VINCENZO SARDELLI | Vuoto, tonalità grigie. Assenze, attese da vertigine. Anime fuori posto, iati relazionali. Con Uno, nessuno e centomila, per il secondo anno consecutivo al Teatro Sala Fontana di Milano, Roberto Trifirò approfondisce la propria personale ricerca su Pirandello, dopo le regie e interpretazioni di Non si sa come e Il piacere dell’onestà, oltre alle novelle Piccinì e Notizie del mondo.
Caos delle forme e della vita. Spaesamento. Nel preambolo dello spettacolo, quattro personaggi si muovono straniti sul palco, automi dai legami fittizi. In Uno, nessuno e centomila la forma del romanzo consente più liberamente di una pièce strutturata di addensare nuclei tematici capaci di rispondere ai bisogni dell’io. Il protagonista Vitangelo Moscarda esterna i propri interrogativi interiori in un percorso mentale che condivide con il pubblico. Con la frammentazione dell’individuo si consolida, battuta dopo battuta, l’idea della vita come enorme pupazzata. Gli spunti sono una miriade: dal relativismo al contrasto tra vita e forma; dall’umorismo al sentimento del contrario.
Se nelle dostoevskijane Memorie del Sottosuolo Trifirò, anche lì regista e protagonista, si eclissava dalla storia sprofondando in una botola che era prigione e tomba, stavolta è la fuoriuscita dalla botola che dà il la allo spettacolo. La metafora è, pressappoco, la stessa.
La riduzione drammaturgica limita all’essenziale gli elementi narrativi. Rispetto all’originale sono elisi i passaggi più scabrosi e violenti. Trifirò si concentra sull’io. Questa messinscena – quasi un monologo in cui il protagonista alterna confessioni e riflessioni psicanalitiche con dialoghi sporadici – esprime bene l’inconcludenza della vita. È uno dei motivi più tipici del relativismo pirandelliano. Il protagonista, per motivi banalissimi, diviene pazzo. Pazzo, s’intende, agli occhi della falsa normalità borghese. Ma tant’è. Moscarda scopre che il proprio io non ha consistenza: è un flusso di percezioni mutevoli, un insieme di frammenti che cambiano di minuto in minuto. Il soggetto non c’è più, sparso nelle cose. Ogni unità è smarrita. Come ricorda il finale: «Io sono vivo e non concludo. La vita non conclude. E non sa di nomi, la vita. Quest’albero, respiro tremulo di foglie nuove. Sono quest’albero. Albero, nuvola: domani libro o vento: il libro che leggo, il vento che bevo. Tutto fuori, vagabondo […] Muoio ogni attimo, io, e rinasco nuovo e senza ricordi: vivo e intero, non più in me, ma in ogni cosa fuori».

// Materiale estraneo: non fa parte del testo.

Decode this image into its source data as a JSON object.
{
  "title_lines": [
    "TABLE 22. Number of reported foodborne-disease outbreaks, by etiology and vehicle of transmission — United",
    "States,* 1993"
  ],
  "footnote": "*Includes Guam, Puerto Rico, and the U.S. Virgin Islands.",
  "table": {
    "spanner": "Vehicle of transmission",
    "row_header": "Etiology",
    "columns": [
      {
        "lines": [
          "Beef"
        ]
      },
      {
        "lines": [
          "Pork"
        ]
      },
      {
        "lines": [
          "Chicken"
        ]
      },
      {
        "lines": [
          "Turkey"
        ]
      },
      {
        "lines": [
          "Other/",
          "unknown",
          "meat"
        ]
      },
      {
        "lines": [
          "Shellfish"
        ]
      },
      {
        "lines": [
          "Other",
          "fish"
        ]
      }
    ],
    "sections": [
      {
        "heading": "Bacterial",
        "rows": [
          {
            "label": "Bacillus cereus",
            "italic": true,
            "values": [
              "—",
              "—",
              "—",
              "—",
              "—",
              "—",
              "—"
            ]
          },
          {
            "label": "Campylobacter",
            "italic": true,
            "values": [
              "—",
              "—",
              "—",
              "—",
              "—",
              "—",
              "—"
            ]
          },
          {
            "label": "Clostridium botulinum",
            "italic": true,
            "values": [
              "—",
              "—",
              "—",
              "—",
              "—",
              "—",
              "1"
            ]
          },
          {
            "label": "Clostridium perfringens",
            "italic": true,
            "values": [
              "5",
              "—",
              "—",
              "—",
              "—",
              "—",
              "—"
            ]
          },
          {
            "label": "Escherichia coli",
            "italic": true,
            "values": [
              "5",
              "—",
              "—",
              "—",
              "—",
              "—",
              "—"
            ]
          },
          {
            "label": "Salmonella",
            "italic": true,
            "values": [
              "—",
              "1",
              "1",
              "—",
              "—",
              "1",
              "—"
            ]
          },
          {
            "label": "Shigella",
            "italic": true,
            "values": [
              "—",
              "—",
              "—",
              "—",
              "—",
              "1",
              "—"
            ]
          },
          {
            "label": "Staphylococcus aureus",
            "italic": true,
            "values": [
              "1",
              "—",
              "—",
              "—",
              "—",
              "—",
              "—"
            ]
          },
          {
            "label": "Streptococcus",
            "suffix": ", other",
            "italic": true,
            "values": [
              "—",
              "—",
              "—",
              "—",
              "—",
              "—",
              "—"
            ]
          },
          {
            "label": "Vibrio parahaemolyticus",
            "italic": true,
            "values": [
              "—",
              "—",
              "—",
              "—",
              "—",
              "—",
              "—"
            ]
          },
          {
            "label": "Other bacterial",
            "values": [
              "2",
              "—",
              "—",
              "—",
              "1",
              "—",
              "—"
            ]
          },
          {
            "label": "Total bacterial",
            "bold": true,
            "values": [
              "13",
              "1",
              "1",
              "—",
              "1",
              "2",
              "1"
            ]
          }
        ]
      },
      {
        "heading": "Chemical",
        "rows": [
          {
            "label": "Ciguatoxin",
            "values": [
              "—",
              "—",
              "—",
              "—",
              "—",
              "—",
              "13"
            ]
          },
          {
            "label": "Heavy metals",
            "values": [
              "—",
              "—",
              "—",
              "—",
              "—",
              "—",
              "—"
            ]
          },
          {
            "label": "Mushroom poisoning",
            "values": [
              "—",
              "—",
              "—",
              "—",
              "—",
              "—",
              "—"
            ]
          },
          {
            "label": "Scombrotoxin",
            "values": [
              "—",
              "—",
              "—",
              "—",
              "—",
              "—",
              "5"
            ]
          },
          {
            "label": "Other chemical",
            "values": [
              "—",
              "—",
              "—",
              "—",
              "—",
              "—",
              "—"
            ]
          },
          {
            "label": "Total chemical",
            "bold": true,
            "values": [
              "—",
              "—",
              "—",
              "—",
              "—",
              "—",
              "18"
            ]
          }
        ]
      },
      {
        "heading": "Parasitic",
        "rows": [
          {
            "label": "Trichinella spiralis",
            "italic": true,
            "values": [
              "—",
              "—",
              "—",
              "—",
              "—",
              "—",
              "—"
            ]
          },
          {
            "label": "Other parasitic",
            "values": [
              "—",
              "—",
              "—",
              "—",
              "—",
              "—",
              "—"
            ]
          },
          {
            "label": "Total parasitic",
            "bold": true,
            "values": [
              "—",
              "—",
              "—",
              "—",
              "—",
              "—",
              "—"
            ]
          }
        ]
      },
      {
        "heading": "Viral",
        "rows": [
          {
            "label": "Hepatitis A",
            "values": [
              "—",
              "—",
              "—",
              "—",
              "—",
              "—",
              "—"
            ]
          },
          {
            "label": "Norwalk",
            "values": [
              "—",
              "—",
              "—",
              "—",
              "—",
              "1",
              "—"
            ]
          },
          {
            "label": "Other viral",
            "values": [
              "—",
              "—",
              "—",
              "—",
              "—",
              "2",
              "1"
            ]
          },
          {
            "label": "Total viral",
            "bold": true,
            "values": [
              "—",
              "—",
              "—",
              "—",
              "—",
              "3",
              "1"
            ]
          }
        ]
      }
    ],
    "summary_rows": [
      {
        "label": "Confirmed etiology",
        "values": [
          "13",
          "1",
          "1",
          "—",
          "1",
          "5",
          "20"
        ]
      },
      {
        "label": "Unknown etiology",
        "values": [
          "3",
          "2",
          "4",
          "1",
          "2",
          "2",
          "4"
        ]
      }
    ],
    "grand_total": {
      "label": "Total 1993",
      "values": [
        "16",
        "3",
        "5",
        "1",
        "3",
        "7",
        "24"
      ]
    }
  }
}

Un effetto sconcertante: scambi, opposizioni, combinazioni di oggetti comuni. Voci fuori campo. Un gioco di luci e immagini alla Magritte, fatto di bolle, nuvole, occhi su fondo azzurro: la realtà ottica è espressione diretta del pensiero. Qua e là ombre cinesi e movenze da teatro di figura (oniriche o a volte didascaliche). Varietà di stili, varietà di musiche: Brian Eno, Nino Rota, ballate popolari russe, C’est si bon cantata da Yves Montand, Capricci per violino di Paganini.
La vita non conclude perché è un flusso continuo. Non può placarsi. Non può fissarsi in forma. Se si fissasse, morirebbe. Sarà per questo che il palco è un tracciato di righe bianche, quasi a contenere la deriva centrifuga del personaggio dissolto in scena. Quasi lo si volesse imbrigliare, dettandogli posizioni precise.
La scompaginazione dell’io non riguarda solo Trifirò-Moscarda, se è vero che sono due le attrici che interpretano Dida, la moglie di Moscarda: la terrestre Federica Armillis, e la più aerea Laura Piazza. Con loro in scena anche il direttore di banca Quantorzo (Alessandro Tedeschi). E una poliedrica Emanuela Villagrossi, in stampella dopo un infortunio, anchilosata come certe comparse inquietanti di Kieslovski, o come l’altro inetto per eccellenza della letteratura italiana, Zeno Cosini. Per il quale persino camminare era divenuto «un lavoro pesante, e anche lievemente doloroso».
Uno spettacolo surreale e allusivo, equilibrato e ben recitato, che nel biennio è sembrato crescere ulteriormente in essenzialità e coesione.